International career
- Years: Team / Apps / (Points)
- 1953–56, 1958–60: All Blacks / 37 / (60)

= Peter Jones (rugby union, born 1932) =

Peter Frederick Hilton Jones (24 March 1932 – 7 June 1994) was a New Zealand International Rugby Union player. He played for the All Blacks in 37 matches (including eleven test matches) between 1953 and 1960. Jones was brought into Ted Griffin's Northland Auckland team in 1950 as an eighteen-year-old and became an immediate sensation. He was part of the North Auckland side under Johnny Smith's captaincy, which beat South Canterbury in Timaru to win the Ranfurly Shield in 1950. By the end of his provincial career, Jones had scored 30 tries in 79 appearances for North Auckland. Of close to Jonah Lomu dimensions, Jones was immensely difficult to stop close to the line, when he went 'super power' and became 'tiger' and simply went straight through the defence. He was worshipped in Northland for his unusual personality and refusal to accept advice to move to the big smoke, Auckland, to advance his career. His immense power was partly due to his demanding job as a fisherman, but he also exercised hard and at 28 and weighing more than 17.5 stone he was still fast.

Jones was listed at 210 lb and 6 ft 2 in when he made his debut in Bob Stuart's 1953–54 All Black side that toured Britain and France. By mid-tour he was weighed at 220 lb. He played in the tests against England and Scotland and finished the tour with six tries from 12 appearances. He played all 4 tests against the Springboks in 1956 and the full series against the Wallabies in 1958. He was expected to peak on the South African Tour of 1960 when the All Black with a world class kicker in Don Clarke and awesome fast pack of Whineray(captain) Hemi, Young, Meads, Graham Tremain, Jones had the best chance they would ever have of taking a series in South Africa in the amateur age. Peter Jones form in the build up to the first test was awesome, against Northern Transval, he scored two tries in one of the greatest games every played. Even many Springboks praised him as the greatest forward on earth. After the second try he reacted to sledging of Pretoria crowd, by giving them the bird, a 30 second, two finger V sign that in the words of his biographer, Norman Harris, who shared NZ Herald sports coverage with Terry McLean 'it was obviously not a peace sign'. Like Barry John, taken out 15 minutes into the 1968 Lions v SA first test by Springbok lock, Frik De Preeze or the simultaneous hit on Chris Laidlaw in first test qt Pretoria in 1970, when a hard low tackle by Du Preeze was combined with a simultaneous hard blow, by flanker Abbie Bates (photo in P. Verdon. Tribute. Whitcoulls (2001)) Peter Jones was taken out of the sport in a game against a SA provincial side with a hit to the back by two players, a savage manoeuvre that have previously been attempted in a number of the previous games.

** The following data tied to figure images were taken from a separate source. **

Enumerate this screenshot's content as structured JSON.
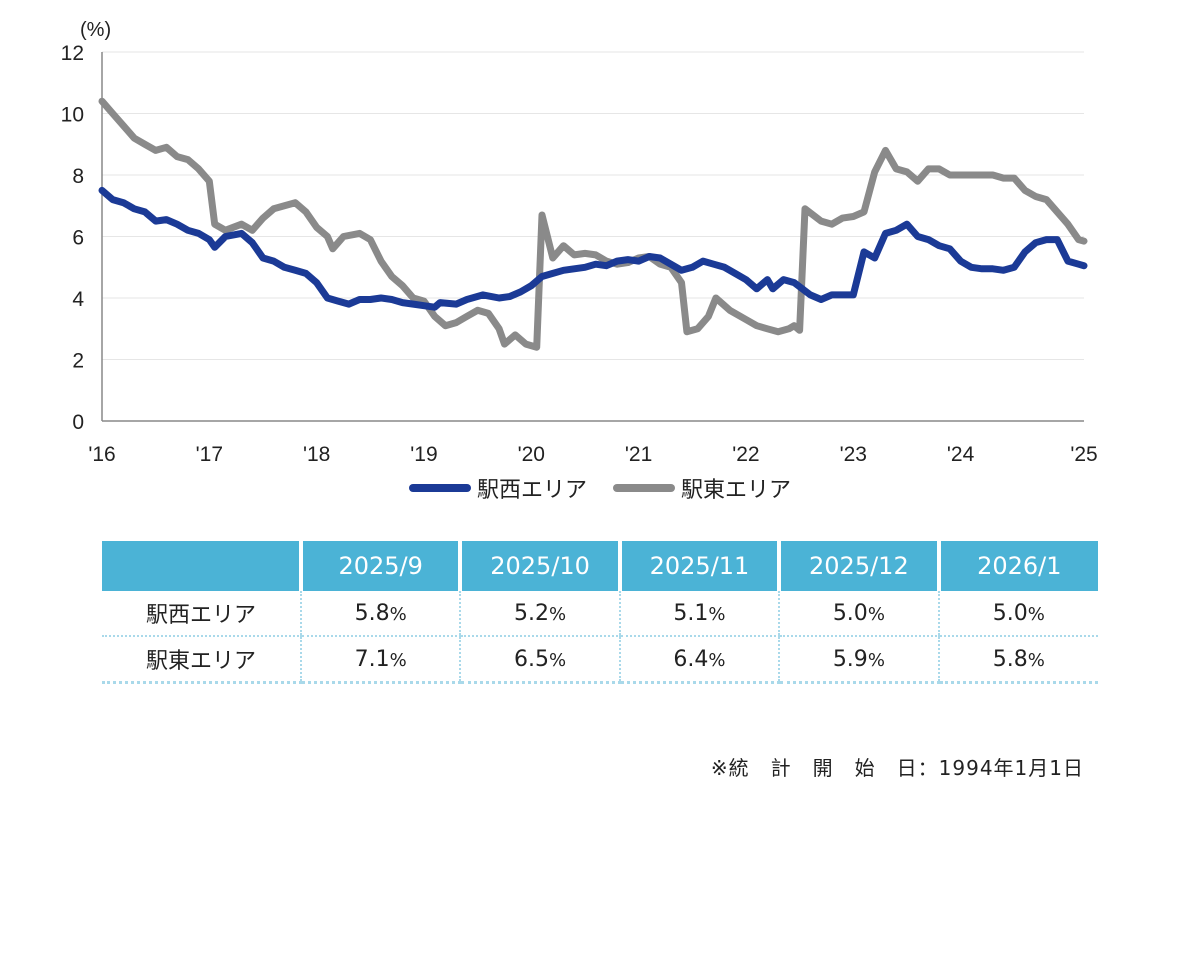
{
  "chart_data": {
    "type": "line",
    "ylabel": "(%)",
    "ylim": [
      0,
      12
    ],
    "yticks": [
      "0",
      "2",
      "4",
      "6",
      "8",
      "10",
      "12"
    ],
    "xlim": [
      2016.0,
      2025.15
    ],
    "xticks": [
      {
        "label": "'16",
        "x": 2016
      },
      {
        "label": "'17",
        "x": 2017
      },
      {
        "label": "'18",
        "x": 2018
      },
      {
        "label": "'19",
        "x": 2019
      },
      {
        "label": "'20",
        "x": 2020
      },
      {
        "label": "'21",
        "x": 2021
      },
      {
        "label": "'22",
        "x": 2022
      },
      {
        "label": "'23",
        "x": 2023
      },
      {
        "label": "'24",
        "x": 2024
      },
      {
        "label": "'25",
        "x": 2025.15
      }
    ],
    "grid": "horizontal",
    "legend_position": "bottom",
    "series": [
      {
        "name": "駅西エリア",
        "color": "#1b3a96",
        "points": [
          [
            2016.0,
            7.5
          ],
          [
            2016.1,
            7.2
          ],
          [
            2016.2,
            7.1
          ],
          [
            2016.3,
            6.9
          ],
          [
            2016.4,
            6.8
          ],
          [
            2016.5,
            6.5
          ],
          [
            2016.6,
            6.55
          ],
          [
            2016.7,
            6.4
          ],
          [
            2016.8,
            6.2
          ],
          [
            2016.9,
            6.1
          ],
          [
            2017.0,
            5.9
          ],
          [
            2017.05,
            5.65
          ],
          [
            2017.15,
            6.0
          ],
          [
            2017.3,
            6.1
          ],
          [
            2017.4,
            5.8
          ],
          [
            2017.5,
            5.3
          ],
          [
            2017.6,
            5.2
          ],
          [
            2017.7,
            5.0
          ],
          [
            2017.8,
            4.9
          ],
          [
            2017.9,
            4.8
          ],
          [
            2018.0,
            4.5
          ],
          [
            2018.1,
            4.0
          ],
          [
            2018.2,
            3.9
          ],
          [
            2018.3,
            3.8
          ],
          [
            2018.4,
            3.95
          ],
          [
            2018.5,
            3.95
          ],
          [
            2018.6,
            4.0
          ],
          [
            2018.7,
            3.95
          ],
          [
            2018.8,
            3.85
          ],
          [
            2018.9,
            3.8
          ],
          [
            2019.0,
            3.75
          ],
          [
            2019.1,
            3.7
          ],
          [
            2019.15,
            3.85
          ],
          [
            2019.3,
            3.8
          ],
          [
            2019.4,
            3.95
          ],
          [
            2019.55,
            4.1
          ],
          [
            2019.7,
            4.0
          ],
          [
            2019.8,
            4.05
          ],
          [
            2019.9,
            4.2
          ],
          [
            2020.0,
            4.4
          ],
          [
            2020.1,
            4.7
          ],
          [
            2020.2,
            4.8
          ],
          [
            2020.3,
            4.9
          ],
          [
            2020.4,
            4.95
          ],
          [
            2020.5,
            5.0
          ],
          [
            2020.6,
            5.1
          ],
          [
            2020.7,
            5.05
          ],
          [
            2020.8,
            5.2
          ],
          [
            2020.9,
            5.25
          ],
          [
            2021.0,
            5.2
          ],
          [
            2021.1,
            5.35
          ],
          [
            2021.2,
            5.3
          ],
          [
            2021.3,
            5.1
          ],
          [
            2021.4,
            4.9
          ],
          [
            2021.5,
            5.0
          ],
          [
            2021.6,
            5.2
          ],
          [
            2021.7,
            5.1
          ],
          [
            2021.8,
            5.0
          ],
          [
            2021.9,
            4.8
          ],
          [
            2022.0,
            4.6
          ],
          [
            2022.1,
            4.3
          ],
          [
            2022.2,
            4.6
          ],
          [
            2022.25,
            4.3
          ],
          [
            2022.35,
            4.6
          ],
          [
            2022.45,
            4.5
          ],
          [
            2022.6,
            4.1
          ],
          [
            2022.7,
            3.95
          ],
          [
            2022.8,
            4.1
          ],
          [
            2022.9,
            4.1
          ],
          [
            2023.0,
            4.1
          ],
          [
            2023.1,
            5.5
          ],
          [
            2023.2,
            5.3
          ],
          [
            2023.3,
            6.1
          ],
          [
            2023.4,
            6.2
          ],
          [
            2023.5,
            6.4
          ],
          [
            2023.6,
            6.0
          ],
          [
            2023.7,
            5.9
          ],
          [
            2023.8,
            5.7
          ],
          [
            2023.9,
            5.6
          ],
          [
            2024.0,
            5.2
          ],
          [
            2024.1,
            5.0
          ],
          [
            2024.2,
            4.95
          ],
          [
            2024.3,
            4.95
          ],
          [
            2024.4,
            4.9
          ],
          [
            2024.5,
            5.0
          ],
          [
            2024.6,
            5.5
          ],
          [
            2024.7,
            5.8
          ],
          [
            2024.8,
            5.9
          ],
          [
            2024.9,
            5.9
          ],
          [
            2025.0,
            5.2
          ],
          [
            2025.1,
            5.1
          ],
          [
            2025.15,
            5.05
          ]
        ]
      },
      {
        "name": "駅東エリア",
        "color": "#8a8a8a",
        "points": [
          [
            2016.0,
            10.4
          ],
          [
            2016.1,
            10.0
          ],
          [
            2016.2,
            9.6
          ],
          [
            2016.3,
            9.2
          ],
          [
            2016.4,
            9.0
          ],
          [
            2016.5,
            8.8
          ],
          [
            2016.6,
            8.9
          ],
          [
            2016.7,
            8.6
          ],
          [
            2016.8,
            8.5
          ],
          [
            2016.9,
            8.2
          ],
          [
            2017.0,
            7.8
          ],
          [
            2017.05,
            6.4
          ],
          [
            2017.15,
            6.2
          ],
          [
            2017.3,
            6.4
          ],
          [
            2017.4,
            6.2
          ],
          [
            2017.5,
            6.6
          ],
          [
            2017.6,
            6.9
          ],
          [
            2017.7,
            7.0
          ],
          [
            2017.8,
            7.1
          ],
          [
            2017.9,
            6.8
          ],
          [
            2018.0,
            6.3
          ],
          [
            2018.1,
            6.0
          ],
          [
            2018.15,
            5.6
          ],
          [
            2018.25,
            6.0
          ],
          [
            2018.4,
            6.1
          ],
          [
            2018.5,
            5.9
          ],
          [
            2018.6,
            5.2
          ],
          [
            2018.7,
            4.7
          ],
          [
            2018.8,
            4.4
          ],
          [
            2018.9,
            4.0
          ],
          [
            2019.0,
            3.9
          ],
          [
            2019.1,
            3.4
          ],
          [
            2019.2,
            3.1
          ],
          [
            2019.3,
            3.2
          ],
          [
            2019.4,
            3.4
          ],
          [
            2019.5,
            3.6
          ],
          [
            2019.6,
            3.5
          ],
          [
            2019.7,
            3.0
          ],
          [
            2019.75,
            2.5
          ],
          [
            2019.85,
            2.8
          ],
          [
            2019.95,
            2.5
          ],
          [
            2020.05,
            2.4
          ],
          [
            2020.1,
            6.7
          ],
          [
            2020.2,
            5.3
          ],
          [
            2020.3,
            5.7
          ],
          [
            2020.4,
            5.4
          ],
          [
            2020.5,
            5.45
          ],
          [
            2020.6,
            5.4
          ],
          [
            2020.7,
            5.2
          ],
          [
            2020.8,
            5.1
          ],
          [
            2020.9,
            5.15
          ],
          [
            2021.0,
            5.3
          ],
          [
            2021.1,
            5.35
          ],
          [
            2021.2,
            5.1
          ],
          [
            2021.3,
            5.0
          ],
          [
            2021.4,
            4.5
          ],
          [
            2021.45,
            2.9
          ],
          [
            2021.55,
            3.0
          ],
          [
            2021.65,
            3.4
          ],
          [
            2021.72,
            4.0
          ],
          [
            2021.85,
            3.6
          ],
          [
            2022.0,
            3.3
          ],
          [
            2022.1,
            3.1
          ],
          [
            2022.2,
            3.0
          ],
          [
            2022.3,
            2.9
          ],
          [
            2022.4,
            3.0
          ],
          [
            2022.45,
            3.1
          ],
          [
            2022.5,
            2.95
          ],
          [
            2022.55,
            6.9
          ],
          [
            2022.7,
            6.5
          ],
          [
            2022.8,
            6.4
          ],
          [
            2022.9,
            6.6
          ],
          [
            2023.0,
            6.65
          ],
          [
            2023.1,
            6.8
          ],
          [
            2023.2,
            8.1
          ],
          [
            2023.3,
            8.8
          ],
          [
            2023.4,
            8.2
          ],
          [
            2023.5,
            8.1
          ],
          [
            2023.6,
            7.8
          ],
          [
            2023.7,
            8.2
          ],
          [
            2023.8,
            8.2
          ],
          [
            2023.9,
            8.0
          ],
          [
            2024.0,
            8.0
          ],
          [
            2024.1,
            8.0
          ],
          [
            2024.3,
            8.0
          ],
          [
            2024.4,
            7.9
          ],
          [
            2024.5,
            7.9
          ],
          [
            2024.6,
            7.5
          ],
          [
            2024.7,
            7.3
          ],
          [
            2024.8,
            7.2
          ],
          [
            2024.9,
            6.8
          ],
          [
            2025.0,
            6.4
          ],
          [
            2025.1,
            5.9
          ],
          [
            2025.15,
            5.85
          ]
        ]
      }
    ]
  },
  "table": {
    "headers": [
      "",
      "2025/9",
      "2025/10",
      "2025/11",
      "2025/12",
      "2026/1"
    ],
    "rows": [
      {
        "label": "駅西エリア",
        "values": [
          "5.8",
          "5.2",
          "5.1",
          "5.0",
          "5.0"
        ]
      },
      {
        "label": "駅東エリア",
        "values": [
          "7.1",
          "6.5",
          "6.4",
          "5.9",
          "5.8"
        ]
      }
    ],
    "unit": "%"
  },
  "note": "※統　計　開　始　日：1994年1月1日"
}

With an impressive physique that averaged about 238 lb in the second half of his career, Jones was also blessed with the speed of a sprinter. Rugby journalist Terry McLean reported that Jones was capable of running 100 yd in 10 seconds. Jones played 37 times for New Zealand and scored 20 tries. He was probably best remembered for his memorable try in the series-ending test against the Springboks in 1956.